Unity EdgeConnect features policy automation that creates templates for the assignment of specific types of traffic. Its Dynamic Path Control provides for real-time traffic steering over any broadband or MPLS link based on these company-defined templates.
“They can be based on set policies or by application of advanced metrics,” Vincenzo said. “If there is a problem on the Internet, the failover takes less than a second, so the end user experience is likely to be that nothing happened.” Cloud Intelligence also provides real-time updates on the best performing path to reach the SaaS applications.
Data is secured edge-to-edge through 256 bit AES encrypted tunnels. No unauthorized outside traffic is allowed to enter the branch. This WAN hardening secures branch offices without the appliance sprawl and operating costs of deploying and managing dedicated firewalls.

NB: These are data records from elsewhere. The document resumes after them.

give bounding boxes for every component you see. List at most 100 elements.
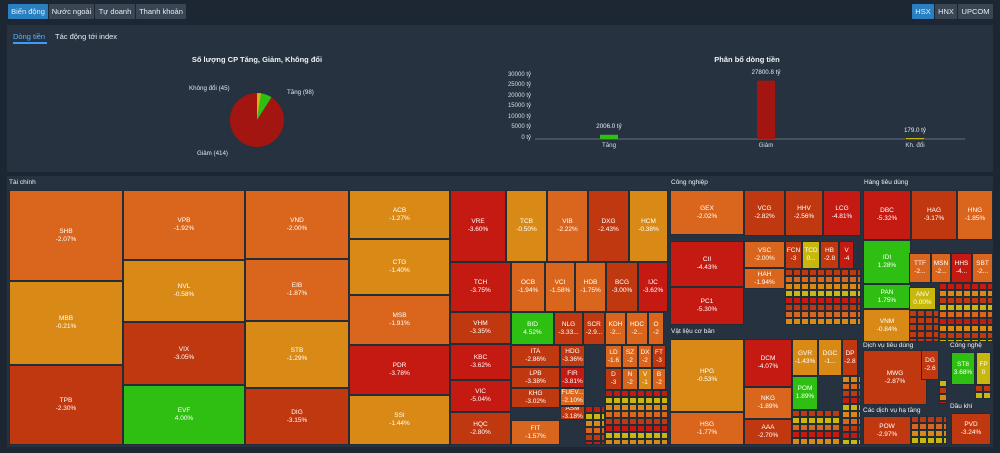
tile-small[interactable] — [832, 438, 840, 445]
tile-small[interactable] — [858, 432, 861, 439]
tile-small[interactable] — [939, 380, 947, 387]
tile-small[interactable] — [943, 416, 947, 423]
tile-small[interactable] — [833, 304, 841, 311]
tile-small[interactable] — [833, 290, 841, 297]
tile-small[interactable] — [919, 416, 927, 423]
tile-small[interactable] — [939, 339, 947, 342]
tile-small[interactable] — [809, 276, 817, 283]
tile-acb[interactable]: ACB -1.27% — [349, 190, 450, 239]
tile-small[interactable] — [808, 438, 816, 445]
tile-small[interactable] — [919, 423, 927, 430]
tile-small[interactable] — [971, 290, 979, 297]
tile-dp[interactable]: DP -2.8 — [842, 339, 858, 376]
tile-small[interactable] — [935, 437, 943, 444]
tile-small[interactable] — [987, 339, 993, 342]
tile-tcd[interactable]: TCD 0... — [802, 241, 820, 269]
tile-small[interactable] — [850, 425, 858, 432]
tile-tpb[interactable]: TPB -2.30% — [9, 365, 123, 445]
tile-small[interactable] — [833, 276, 841, 283]
tile-small[interactable] — [858, 404, 861, 411]
tile-small[interactable] — [858, 376, 861, 383]
tile-small[interactable] — [593, 441, 601, 445]
tile-msb[interactable]: MSB -1.91% — [349, 295, 450, 345]
tile-small[interactable] — [955, 339, 963, 342]
tile-small[interactable] — [661, 432, 668, 439]
tile-small[interactable] — [987, 318, 993, 325]
tile-small[interactable] — [801, 304, 809, 311]
tile-small[interactable] — [850, 439, 858, 445]
tile-small[interactable] — [971, 339, 979, 342]
tile-vcg[interactable]: VCG -2.82% — [744, 190, 785, 236]
tile-small[interactable] — [785, 290, 793, 297]
tile-tcb[interactable]: TCB -0.50% — [506, 190, 547, 262]
tile-small[interactable] — [840, 431, 842, 438]
tile-small[interactable] — [785, 297, 793, 304]
tile-small[interactable] — [645, 404, 653, 411]
tile-small[interactable] — [857, 269, 861, 276]
tile-small[interactable] — [816, 438, 824, 445]
tile-small[interactable] — [850, 411, 858, 418]
tile-small[interactable] — [933, 317, 939, 324]
tile-pvd[interactable]: PVD -3.24% — [951, 413, 991, 445]
tile-small[interactable] — [842, 439, 850, 445]
tile-small[interactable] — [850, 432, 858, 439]
tile-fp[interactable]: FP 0 — [976, 352, 991, 385]
tile-small[interactable] — [809, 311, 817, 318]
tile-small[interactable] — [809, 318, 817, 325]
tile-small[interactable] — [792, 417, 800, 424]
tile-small[interactable] — [621, 432, 629, 439]
tile-small[interactable] — [645, 397, 653, 404]
tile-eib[interactable]: EIB -1.87% — [245, 259, 349, 321]
tile-small[interactable] — [933, 324, 939, 331]
tile-small[interactable] — [947, 318, 955, 325]
tile-small[interactable] — [825, 283, 833, 290]
tile-small[interactable] — [801, 276, 809, 283]
tile-d[interactable]: D -3 — [605, 368, 622, 390]
tile-small[interactable] — [585, 434, 593, 441]
tile-small[interactable] — [816, 431, 824, 438]
tile-small[interactable] — [971, 311, 979, 318]
tile-hqc[interactable]: HQC -2.80% — [450, 412, 511, 445]
tile-small[interactable] — [832, 417, 840, 424]
tile-small[interactable] — [979, 325, 987, 332]
tile-sz[interactable]: SZ -2 — [622, 345, 638, 368]
tile-small[interactable] — [971, 325, 979, 332]
tile-small[interactable] — [833, 297, 841, 304]
tile-small[interactable] — [858, 439, 861, 445]
tile-small[interactable] — [850, 390, 858, 397]
tile-small[interactable] — [785, 311, 793, 318]
tile-cii[interactable]: CII -4.43% — [670, 241, 744, 287]
tile-tch[interactable]: TCH -3.75% — [450, 262, 511, 312]
tile-small[interactable] — [808, 431, 816, 438]
tile-small[interactable] — [955, 290, 963, 297]
tile-small[interactable] — [825, 276, 833, 283]
tile-small[interactable] — [840, 410, 842, 417]
tile-vix[interactable]: VIX -3.05% — [123, 322, 245, 385]
tile-small[interactable] — [645, 411, 653, 418]
tile-small[interactable] — [645, 432, 653, 439]
subtab-tac-dong[interactable]: Tác động tới index — [55, 32, 118, 41]
tile-small[interactable] — [939, 304, 947, 311]
tile-small[interactable] — [605, 418, 613, 425]
tile-small[interactable] — [809, 290, 817, 297]
tile-small[interactable] — [939, 332, 947, 339]
tile-vpb[interactable]: VPB -1.92% — [123, 190, 245, 260]
tile-small[interactable] — [585, 420, 593, 427]
tile-small[interactable] — [653, 439, 661, 445]
tile-anv[interactable]: ANV 0.00% — [909, 287, 936, 310]
tile-mbb[interactable]: MBB -0.21% — [9, 281, 123, 365]
tile-small[interactable] — [661, 404, 668, 411]
tile-small[interactable] — [824, 431, 832, 438]
tile-small[interactable] — [849, 269, 857, 276]
tile-small[interactable] — [849, 290, 857, 297]
tile-dcm[interactable]: DCM -4.07% — [744, 339, 792, 387]
tile-small[interactable] — [825, 311, 833, 318]
tile-small[interactable] — [947, 339, 955, 342]
tile-small[interactable] — [935, 430, 943, 437]
tile-nkg[interactable]: NKG -1.89% — [744, 387, 792, 419]
tile-small[interactable] — [943, 430, 947, 437]
tile-small[interactable] — [629, 411, 637, 418]
tile-bcg[interactable]: BCG -3.00% — [606, 262, 638, 312]
tile-small[interactable] — [963, 304, 971, 311]
tile-ft[interactable]: FT -3 — [652, 345, 666, 368]
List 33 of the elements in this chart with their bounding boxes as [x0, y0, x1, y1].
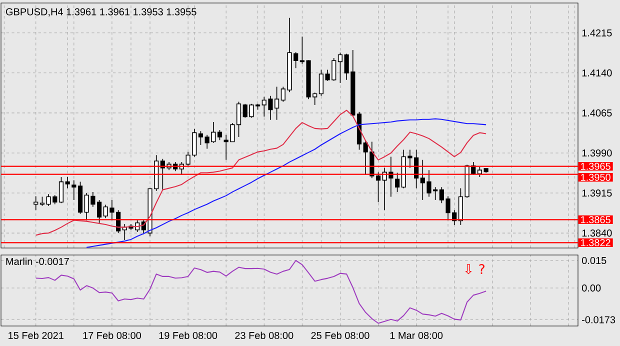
candlestick	[78, 181, 83, 214]
y-tick-label: 0.00	[582, 284, 601, 292]
candlestick	[217, 130, 222, 141]
x-tick-label: 19 Feb 08:00	[159, 332, 218, 340]
y-tick-label: 1.3990	[582, 149, 612, 157]
x-tick-label: 15 Feb 2021	[8, 332, 64, 340]
y-tick-label: 1.4065	[582, 109, 612, 116]
x-tick-label: 1 Mar 08:00	[390, 332, 443, 340]
y-tick-label: 1.4215	[582, 29, 612, 36]
x-tick-label: 17 Feb 08:00	[83, 332, 142, 340]
candlestick	[34, 196, 38, 210]
annotation: ⇩ ?	[465, 264, 484, 274]
y-tick-label: -0.0173	[582, 316, 616, 324]
y-tick-label: 1.4140	[582, 69, 612, 76]
ref-line-label: 1.3965	[581, 162, 610, 170]
candlestick	[484, 168, 488, 174]
candlestick	[58, 176, 64, 204]
candlestick	[65, 176, 70, 189]
ref-line-label: 1.3950	[581, 174, 610, 181]
ref-line-label: 1.3822	[581, 239, 610, 246]
line-series	[35, 260, 487, 324]
y-tick-label: 1.3915	[582, 189, 612, 197]
chart-title: GBPUSD,H4 1.3961 1.3961 1.3953 1.3955	[6, 8, 196, 17]
y-tick-label: 0.015	[582, 256, 606, 264]
y-tick-label: 1.3840	[582, 230, 612, 237]
x-tick-label: 25 Feb 08:00	[311, 332, 370, 340]
x-tick-label: 23 Feb 08:00	[235, 332, 294, 340]
chart-title: Marlin -0.0017	[6, 258, 69, 266]
ref-line-label: 1.3865	[581, 216, 610, 224]
candlestick	[236, 101, 242, 138]
candlestick	[394, 172, 400, 192]
candlestick	[96, 200, 102, 224]
candlestick	[72, 180, 76, 200]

“We previewed this with over 400 participants representing 100 partners in North America,” said Bob Bruce, Silver Peak’s SVP of Worldwide Channel Sales. Even though it is a departure from traditional WAN optimization, he said their partners are excited, and for good reason.
“We are really at an inflection point in the market, and all the industry pundits say the software-defined WAN market is many degrees higher than WAN optimization,” Bruce said. “If industries are going to begin to augment MPLS it will be with broadband, and it’s not an issue of if, but of when.”
Those signs are already there, he maintained.
“We are already seeing RFPs coming out from the enterprises, which we didn’t see with early WAN optimization,” Bruce said. “The difference is because there is now an external force in function, apps moving to the cloud, which is making this well accepted.”
Bruce said that some of their larger partners are installing this portfolio themselves.
“They are adopting it for internal usage to solve a problem and to learn more about it, so that they can take it out to their customers,” he said.
Bruce said that he has worked with the channel in networking for a long time, and knows partners tend to be leery of new products, but said this one is different.
“While there are some individual exceptions, the channel on a worldwide basis doesn’t make markets – they react to them,” he said. “That’s what they should do. They are consultants. They are not the pioneers. But the market is there for this now. It’s not a bleeding edge technology. You have to time it right, but if you don’t react to a market quick enough, there are casualties along the way. We firmly believe and our partners believe, that now is the time to act.”